A negação da ditadura (por interesses pessoais e ideológicos, afinal ainda que o governo tenha sido eleito democraticamente faz questão de explicitar a sua face militarizada, pondo, em diversas pastas governamentais importantes, militares das Forças Armadas), a perseguição aos tidos como “comunistas” (qualquer um que passe a criticar o governo é a priori tido como “vermelho”, “comunista”), aos partidos e militantes de esquerda (tentativa de criminalizar partidos de esquerdas e movimentos sociais), os ataques à educação e às universidades (redução drásticas de recursos com o intuito de diminuir a produção acadêmica, mas não só, com o interesse de engendrar a privatização do ensino superior; a tentativa de passar uma imagem distorcida da realidade universitária, expondo o ambiente universitário como um antro de “vadios” e “usuários de drogas”, bem como cerne do pensamento “esquerdista”), os ataques às instituições de pesquisa e de dados estatísticos (promoção de discursos que atacam as instituições, como IBGE, INPE, INMETRO, bem como retaliações contra aqueles que nestes órgãos se manifestam contrários a tais discursos distorcidos e ideológicos) como os ataques nefastos à liberdade de expressão e de crítica (negação do Chefe do Estado de responder às entrevistas, muitas vezes, por se sentir incomodado com a razão crítica e a liberdade de imprensa) bem como à liberdade de imprensa (tentativa discursiva de manipular a massa para a criminalização de jornalistas, bem como o ataque aberto a diversos jornais e revistas, não só através da redução de verba, mas pela demonização do jornalismo como um todo).

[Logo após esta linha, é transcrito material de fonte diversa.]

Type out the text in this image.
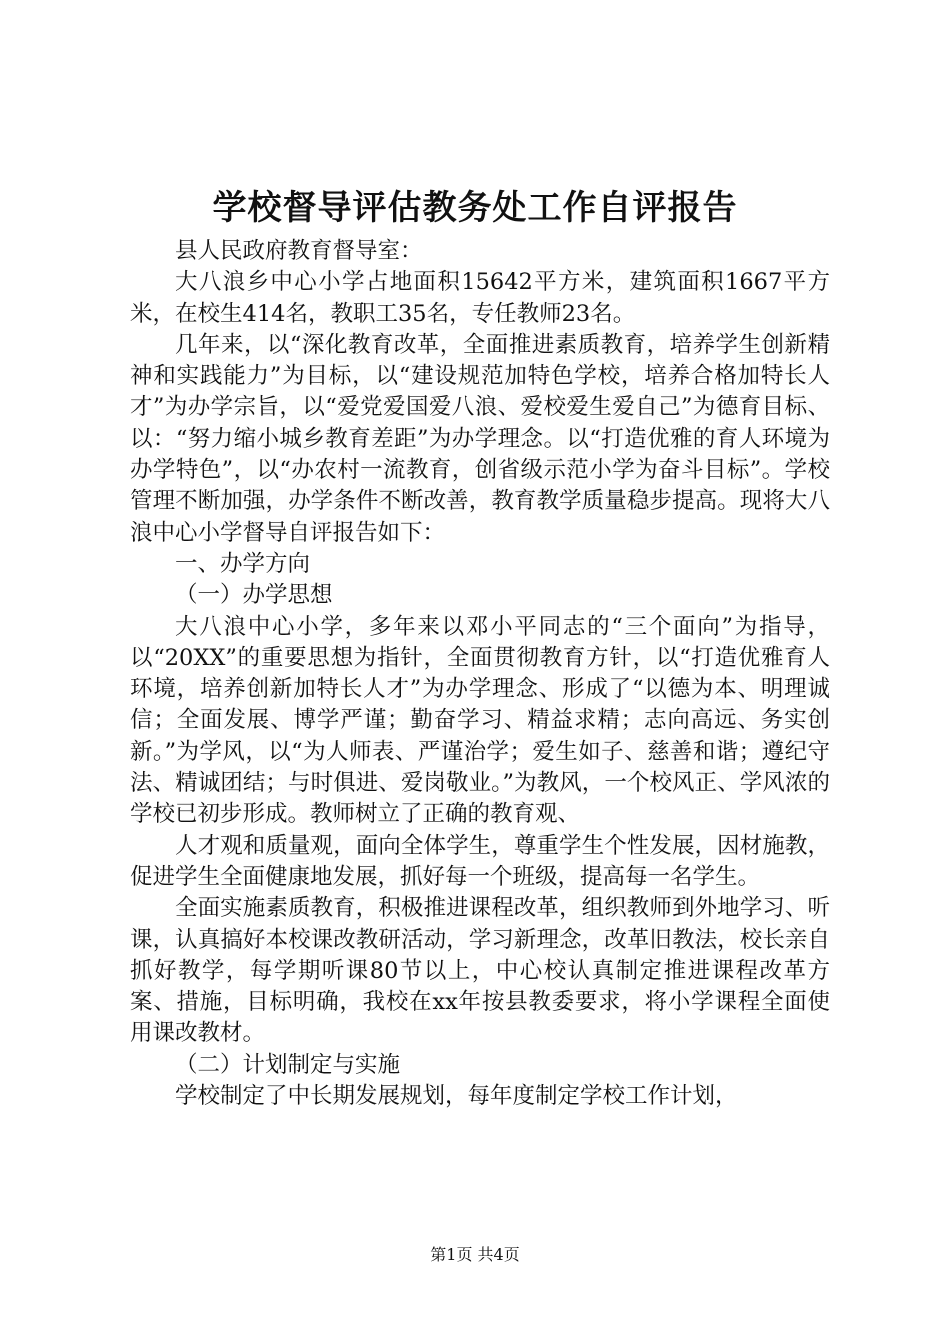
学校督导评估教务处工作自评报告

县人民政府教育督导室：

大八浪乡中心小学占地面积15642平方米，建筑面积1667平方米，在校生414名，教职工35名，专任教师23名。

几年来，以“深化教育改革，全面推进素质教育，培养学生创新精神和实践能力”为目标，以“建设规范加特色学校，培养合格加特长人才”为办学宗旨，以“爱党爱国爱八浪、爱校爱生爱自己”为德育目标、以：“努力缩小城乡教育差距”为办学理念。以“打造优雅的育人环境为办学特色”，以“办农村一流教育，创省级示范小学为奋斗目标”。学校管理不断加强，办学条件不断改善，教育教学质量稳步提高。现将大八浪中心小学督导自评报告如下：

一、办学方向

（一）办学思想

大八浪中心小学，多年来以邓小平同志的“三个面向”为指导，以“20XX”的重要思想为指针，全面贯彻教育方针，以“打造优雅育人环境，培养创新加特长人才”为办学理念、形成了“以德为本、明理诚信；全面发展、博学严谨；勤奋学习、精益求精；志向高远、务实创新。”为学风，以“为人师表、严谨治学；爱生如子、慈善和谐；遵纪守法、精诚团结；与时俱进、爱岗敬业。”为教风，一个校风正、学风浓的学校已初步形成。教师树立了正确的教育观、

人才观和质量观，面向全体学生，尊重学生个性发展，因材施教，促进学生全面健康地发展，抓好每一个班级，提高每一名学生。

全面实施素质教育，积极推进课程改革，组织教师到外地学习、听课，认真搞好本校课改教研活动，学习新理念，改革旧教法，校长亲自抓好教学，每学期听课80节以上，中心校认真制定推进课程改革方案、措施，目标明确，我校在xx年按县教委要求，将小学课程全面使用课改教材。

（二）计划制定与实施

学校制定了中长期发展规划，每年度制定学校工作计划，

第1页 共4页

E ainda os ataques às ciências, à filosofia (a propagação de que o trabalho prático é vital; o desprezo pelas atividades humanas mais relacionadas com o pensamento, com a crítica), à sociologia, às verdades fatuais históricas, os ataques aos direitos de minorias vulneráveis, principalmente indígenas (questões sérias de ausência de interesse em proteger a população indígena e promoção arbitrária discursiva da violência contra tal minoria, por dar credibilidade e apoio ao uso de terras indígenas) e LGBT (tentativa de barrar quaisquer projetos de lei ou políticas públicas que tenham como objetivo diminuir a violência e o preconceito contra os LGBT), os ataques às políticas públicas referentes à preservação do meio ambiente (negação do desmatamento florestal, apoio à caça, e liberação inescrupulosa e desenfreada de pesticidas), o culto à política armamentista, a identificação absoluta com ideologias religiosas fundamentalistas como norteadoras de atos e práticas políticos, o ataque à saúde pública, e, claro, o culto à ignorância (atacando, sistematicamente, a fim de criminalizar as artes, os artistas, os intelectuais) e ao homem violento (na defesa absoluta da liberação desmedida de armas para “todos” bem como a apologia à tortura e aos que dela fizeram uso), etc.
Tudo isso e muito mais nos mostram a ineficácia e ineficiência do governo para considerar e preservar a racionalidade como fundamento da civilização. O ódio à razão agora se dá por uma ideia nefasta de um chauvinismo sem limites e de que a esfera humana está politicamente abaixo de um deus detentor de uma suposta verdade redentora, a da ideologia caricata e perigosa daqueles que odeiam a realidade dos fatos.